Over the summer we surveyed HE bioscience teachers on their current use of OER, any barriers they have found, and comments on our plans for the new website. Here I summarise the responses.

Only half of our respondents were currently using or creating OER. Those that weren’t using OER gave a mixture of reasons, from only teaching postgraduate courses and therefore needing very specific teaching resources, having excellent “in house” content available, and a pool of respondents who didn’t know what OER were or where to find them.  We’re hoping that our new website will address this, helping to introduce those who are unfamiliar with the concept.

Respondents listed a mixture of resources that they use, including diagrams, videos, images, data handling problems, presentations and handouts. A common theme when asked about the quality of the resources highlighted that although very good resources are available, there is a huge variety in quality, leading to a lot of searching and sorting to find high quality resources. To address this, we have recruited a team of bioscience teaching experts to review all of the resources before including them on our site.

A quarter of respondents currently release their own teaching resources as OER. Unsurprisingly, lack of time was holding people back, but many responded that they did not know how to go about releasing OER, or whether their institutions would allow this. Resources such as the JISC OER infokit and STEM OER Guidance wiki provide information on using and creating OER, covering copyright and intellectual property issues, and ‘dos’ and ‘don’ts’ for creating your own resources.
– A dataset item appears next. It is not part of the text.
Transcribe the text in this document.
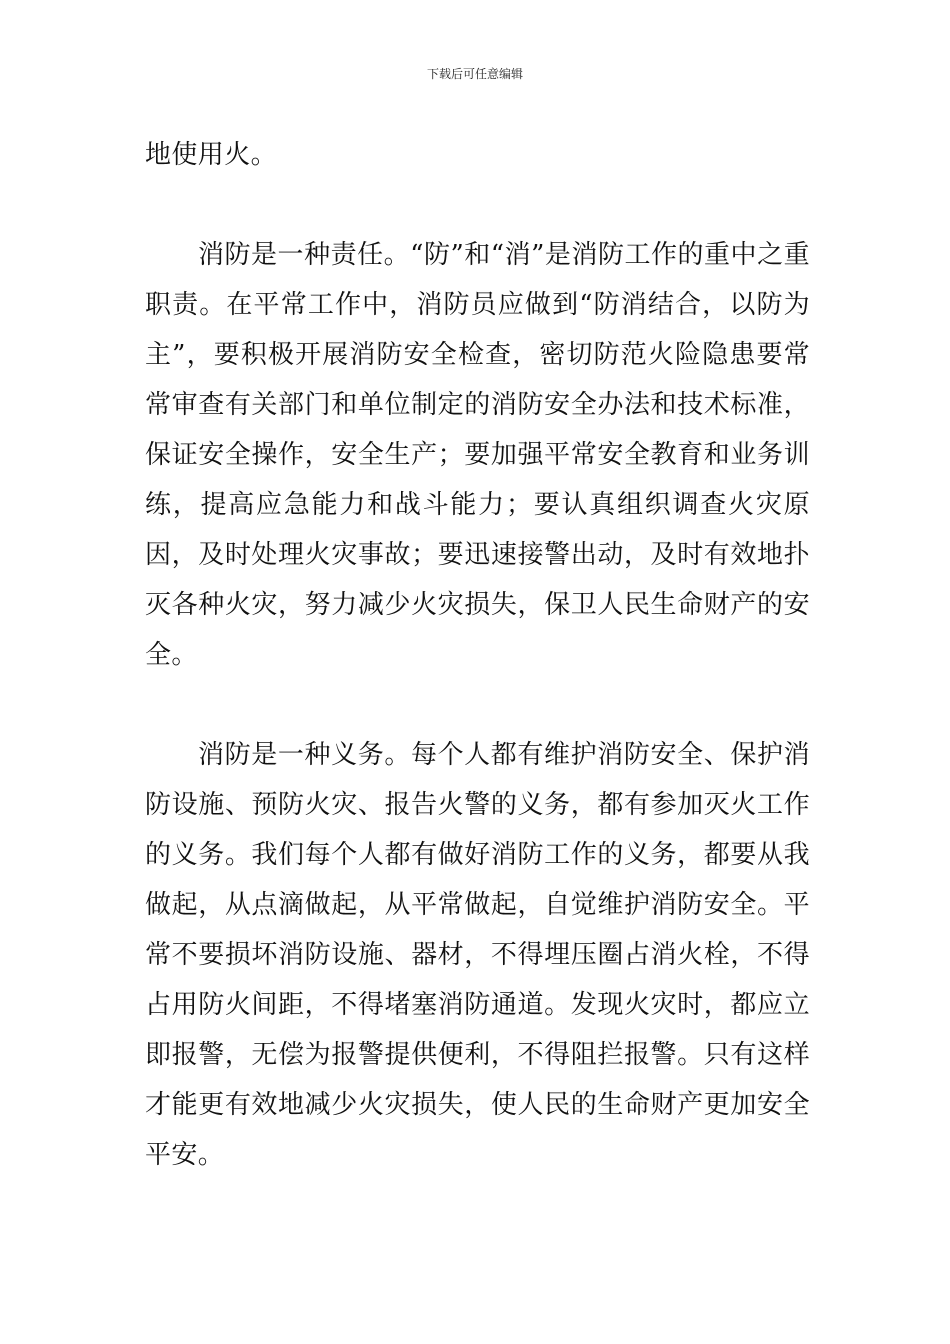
下载后可任意编辑

地使用火。

消防是一种责任。“防”和“消”是消防工作的重中之重职责。在平常工作中，消防员应做到“防消结合，以防为主”，要积极开展消防安全检查，密切防范火险隐患要常常审查有关部门和单位制定的消防安全办法和技术标准，保证安全操作，安全生产；要加强平常安全教育和业务训练，提高应急能力和战斗能力；要认真组织调查火灾原因，及时处理火灾事故；要迅速接警出动，及时有效地扑灭各种火灾，努力减少火灾损失，保卫人民生命财产的安全。

消防是一种义务。每个人都有维护消防安全、保护消防设施、预防火灾、报告火警的义务，都有参加灭火工作的义务。我们每个人都有做好消防工作的义务，都要从我做起，从点滴做起，从平常做起，自觉维护消防安全。平常不要损坏消防设施、器材，不得埋压圈占消火栓，不得占用防火间距，不得堵塞消防通道。发现火灾时，都应立即报警，无偿为报警提供便利，不得阻拦报警。只有这样才能更有效地减少火灾损失，使人民的生命财产更加安全平安。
The uncertainty over whether institutions allow and encourage their staff to create and release OER is something we all need to be addressing together as a community. Institutional policy needs to be disseminated and embedded at a departmental level and departments need to make it clear whether any staff training is available to support this. In our work with departmental heads through HUBS, and teaching practitioners in our membership and beyond, we will be promoting institutional change to support the use of OER and championing reward and recognition for those involved.

Thanks to everyone who responded to our survey, and congratulations to Justyna Zaborowska of the University of Oxford who was randomly selected as the prize draw winner!  We’ve used the results of the survey to help with our planning for the project, so watch this space for details of the website launch later this autumn.